У него был такой непререкаемый тон, что я понял, он здесь уже не в первый раз. Я бросил взгляд на секретаршу.
— Вы знаете этого человека?
— Да… Николай Алексеевич Кошкин появляется всегда так внезапно!.. Не беспокойтесь, он ничего вам не сделает. Более того, вы очень выиграете, если пойдете с ним. Организация — (будем называть это так), — в котором он работает, сотрудничает с нами уже много лет. Очень престижная организация, поверьте. Вам действительно повезло, несказанно повезло!
Когда мы сели в его машину (легковую, выкрашенную в белый цвет, с жирными красными крестами на дверцах — как он сказал, для украшения), Кошкин, наконец, объяснил, куда мы едем, — в Государственную Думу! И прибавил, что меня изберут, нет, уже избрали, ее членом.
— Но кто?
— Остальные депутаты.
— Почему?
— Они руководствовались многими критериями, — ответил он уклончиво и завел машину.
— Как я понял, решающую роль сыграло то, что я запросил больше агитационных листовок.
— Именно так, — Кошкин кивнул, — депутаты абсолютно уверены, что у вас есть способности и склонности к законотворчеству.
В общих чертах он рассказал о Государственной Думе, о том, как повезло мне, что я теперь буду трудиться на благо народу, государству. И прибавил:
— Я уверен, что вы не откажитесь от этого. Такой великий шанс — работать депутатом — выпадает одному из миллиона.
А я все молчал — так удивительно было мне нынешнее положение.
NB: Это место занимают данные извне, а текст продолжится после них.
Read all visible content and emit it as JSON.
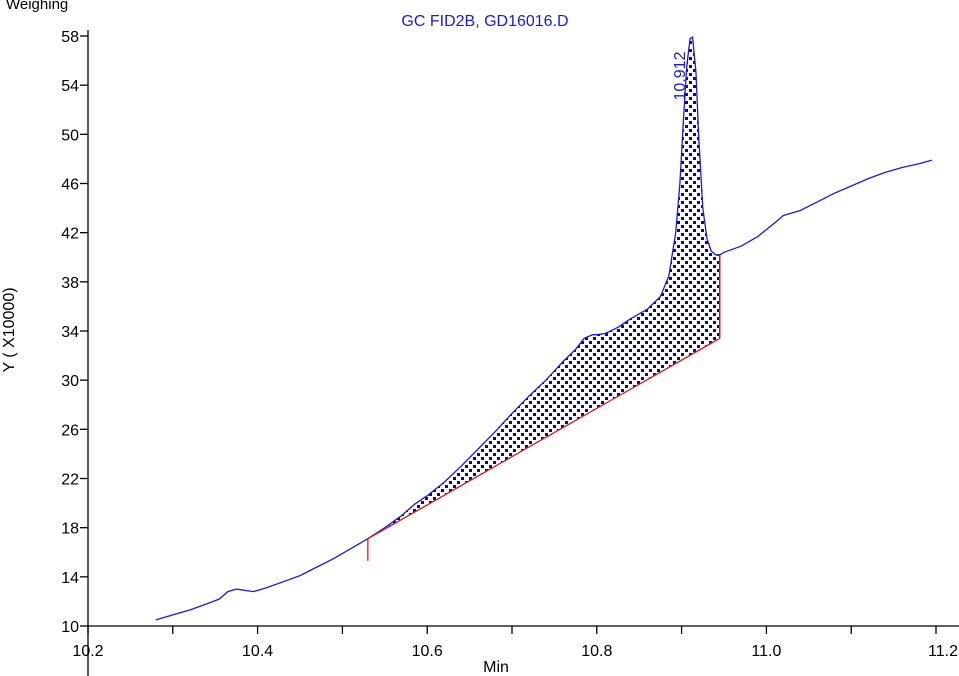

Через полчаса мы приехали. Здание Государственной Думы располагалось на окраине города, очень длинное, одноэтажное, желтого цвета; оно более походило на больницу. У входа, перед массивными железными дверями стоял охранник.
Мы вошли внутрь, и двери тут же захлопнулись.
— Сейчас вам выдадут новую одежду, более подходящую, — сказал Кошкин.
Мы свернули в какую-то дверь (уже не могу вспомнить, справа или слева от входа она располагалась) и очутились в маленьком ателье, где несколько мужчин, лысых и низкорослых, переодели меня в черный пиджак (галстук так и не выдали — сказали, он еще не готов). После этого Кошкин пригласил меня в депутатскую столовую. Мы прошли по бесчисленному количеству широких коридоров; я заметил любопытную вещь — каждый из них был спроектирован таким образом, чтобы ни один депутат не ушибся, с максимальной безопасностью — мягкие стены, и даже потолок; в конце каждого коридора широкое окно из небьющегося стекла.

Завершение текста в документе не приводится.